Distance Learning on the Rise at Kent State
More students taking classes online than ever before
More students are going to class by turning on their home computer instead of walking into a lecture hall at Kent State University.
In two years, the number of students participating in distance learning courses has nearly doubled from about 6,900 in 2010 to 12,359 in 2012.
"About one in every three students is taking an online course each semester,” Kent State University President Lester Lefton said. “That’s a lot of students taking a lot of courses."
Lefton presented an update on distance learning to the university's board of trustees last week. Almost every metric he presented showed an increase in enrollment in online courses.
In fall 2010, the university offered 272 unique courses online. Now, Kent State offers 428.
The percentage of hours taken online by students rose from 9 percent in fall 2011 to 32 percent in the summer of 2011 and 12 percent this spring.
"One way or another, at their own place at their own pace, maybe never even getting out of their pajamas, they can take an online course that counts fully towards their academic degree," Lefton said.
The university is pushing to increase its online course offerings for several reasons.
Lefton said the online courses offer greater flexibility for a student in terms of attendance. Plus, some traditional courses may fill up, but if a student can enroll in an online option it could save them from having to enroll an extra semester for a single class.
"A key to me … is it allows students to complete their degrees in a timely fashion," he said.
Technologically, online courses allow instructors to interact asychronously with all the students and use more advanced, digital tools.
The online courses also mean greater opportunities for the university to attract new students and new, incremental revenue. Instead of teaching 20 students, a professor could teach 200 or 2,000, Lefton said.
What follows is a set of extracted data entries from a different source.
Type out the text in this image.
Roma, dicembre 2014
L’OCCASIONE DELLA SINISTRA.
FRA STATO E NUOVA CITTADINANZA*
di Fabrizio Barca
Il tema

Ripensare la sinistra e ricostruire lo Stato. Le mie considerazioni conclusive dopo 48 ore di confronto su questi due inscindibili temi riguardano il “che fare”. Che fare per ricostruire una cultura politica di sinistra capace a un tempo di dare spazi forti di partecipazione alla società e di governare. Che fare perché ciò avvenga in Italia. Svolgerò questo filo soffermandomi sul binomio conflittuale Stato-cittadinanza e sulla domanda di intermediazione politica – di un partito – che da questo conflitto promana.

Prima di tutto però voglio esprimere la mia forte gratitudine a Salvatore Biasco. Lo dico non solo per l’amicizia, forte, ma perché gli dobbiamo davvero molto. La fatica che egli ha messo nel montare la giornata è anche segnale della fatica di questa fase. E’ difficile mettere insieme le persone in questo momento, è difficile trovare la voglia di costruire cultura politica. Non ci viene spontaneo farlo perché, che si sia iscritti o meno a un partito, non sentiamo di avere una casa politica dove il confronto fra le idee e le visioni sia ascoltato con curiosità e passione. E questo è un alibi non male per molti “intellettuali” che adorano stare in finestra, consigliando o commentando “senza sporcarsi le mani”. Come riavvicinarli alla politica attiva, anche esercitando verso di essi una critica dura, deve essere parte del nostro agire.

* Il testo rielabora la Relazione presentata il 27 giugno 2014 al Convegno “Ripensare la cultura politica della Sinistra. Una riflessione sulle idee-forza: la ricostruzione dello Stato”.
"It takes the reach of Kent State beyond Portage County and reaches it to all of Ohio, all over the country, and indeed all over the world,” he said.
As a result, the university is investing in four areas of distance learning:
- Graduate programs and higher demand professional career areas
- By 2015, 50 "Kent Core" (mostly introductory) courses will be available online
- High volume undergraduate programs such as journalism and marketing
- Matching quality of distance learning courses with traditional courses
Rick Rubin, associate provost at Kent State, said there has been some push back from faculty on teaching online courses.
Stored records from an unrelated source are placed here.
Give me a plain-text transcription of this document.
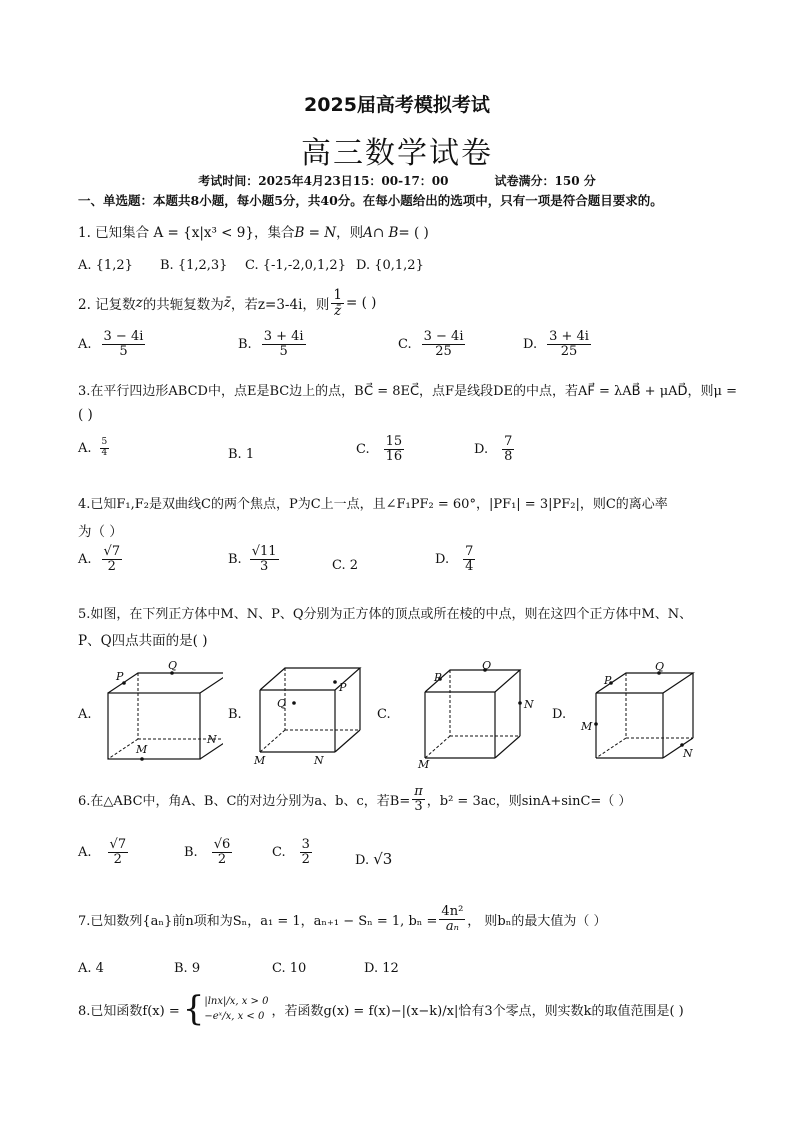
2025届高考模拟考试
高三数学试卷
考试时间：2025年4月23日15：00-17：00	试卷满分：150 分
一、单选题：本题共8小题，每小题5分，共40分。在每小题给出的选项中，只有一项是符合题目要求的。
1. 已知集合 A = {x|x³ < 9}，集合B = N，则A∩ B= ( )
A. {1,2} B. {1,2,3} C. {-1,-2,0,1,2} D. {0,1,2}
2. 记复数 z 的共轭复数为 z̄ ，若z=3-4i，则 $\frac{1}{z̄}$ = ( )
A. $\frac{3 - 4i}{5}$	B. $\frac{3 + 4i}{5}$	C. $\frac{3 - 4i}{25}$	D. $\frac{3 + 4i}{25}$
3.在平行四边形ABCD中，点E是BC边上的点，BC⃗ = 8EC⃗，点F是线段DE的中点，若AF⃗ = λAB⃗ + μAD⃗，则μ =
( )
A. $\frac{5}{4}$	B. 1	C. $\frac{15}{16}$	D. $\frac{7}{8}$
4.已知F₁,F₂是双曲线C的两个焦点，P为C上一点，且∠F₁PF₂ = 60°，|PF₁| = 3|PF₂|，则C的离心率
为（ ）
A. $\frac{√7}{2}$	B. $\frac{√11}{3}$	C. 2	D. $\frac{7}{4}$
5.如图，在下列正方体中M、N、P、Q分别为正方体的顶点或所在棱的中点，则在这四个正方体中M、N、
P、Q四点共面的是( )
A.	B.	C.	D.
P
Q
M
N
Q
P
M	N
P
Q
N
M
P
Q
M
N
6.在△ABC中，角A、B、C的对边分别为a、b、c，若$B= \frac{\pi}{3}$ ，b² = 3ac，则sinA+sinC=（ ）
A. $\frac{√7}{2}$	B. $\frac{√6}{2}$	C. $\frac{3}{2}$	D. √3
7.已知数列{aₙ}前n项和为Sₙ，a₁ = 1，aₙ₊₁ − Sₙ = 1, $b_n = \frac{\text{4n²}}{\text{aₙ}}$ ， 则bₙ的最大值为（ ）
A. 4	B. 9	C. 10	D. 12
8.已知函数f(x) = { |lnx|/x, x > 0
−eˣ/x, x < 0 ，若函数g(x) = f(x)−|(x−k)/x|恰有3个零点，则实数k的取值范围是( )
"I think the issue of resistance is there, but it is rapidly declining," Rubin said.
More than 350 faculty are teaching at least one online course this spring, he said. Of those, 220 are full-time faculty members.
“As faculty get involved in this, they find it an enriching experience," Rubin said.
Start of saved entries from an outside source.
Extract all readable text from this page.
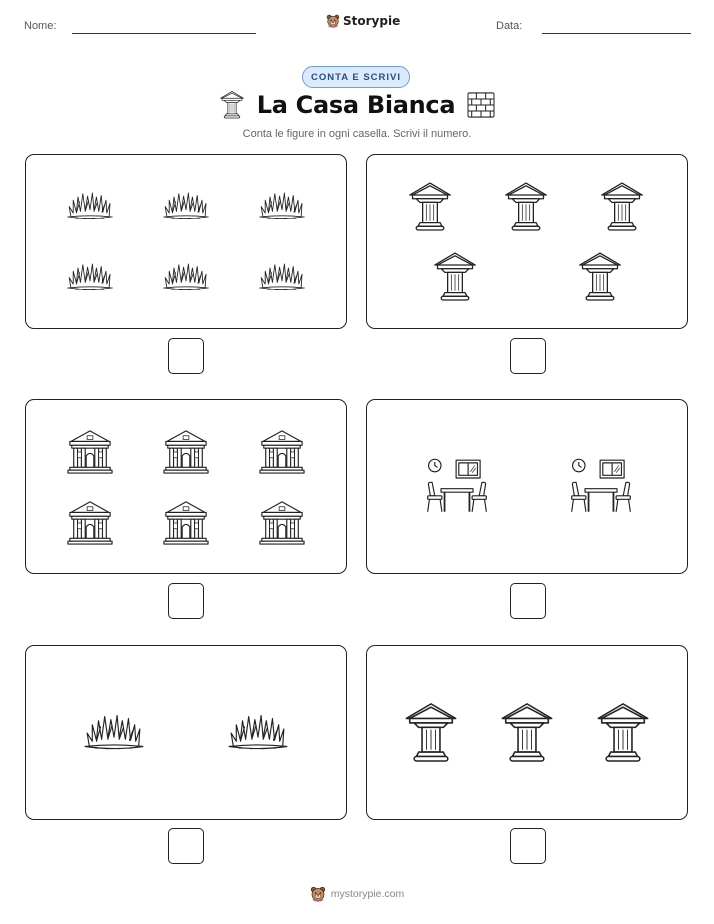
Nome:	Storypie	Data:
CONTA E SCRIVI
La Casa Bianca
Conta le figure in ogni casella. Scrivi il numero.
mystorypie.com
Another potential problem is the sheer cost.
Lefton said distance learning courses cost 9 percent more to offer than a traditional brick-and-mortar course in front of a live instructor. But he said university administrators view it as a worthwhile effort in terms of retention, flexibility, keeping students on track and attracting new students.
Kent State may want to increase its online course offerings, but Lefton said they want to strike a balance between traditional and online classes.
"We don’t want to turn this into the University of Phoenix," he said, referring to the school that offers wholly online degree programs. "No more than 30 percent of a student’s credit hours should come from online courses. That’s not a hard and fixed judgment, but we can control that."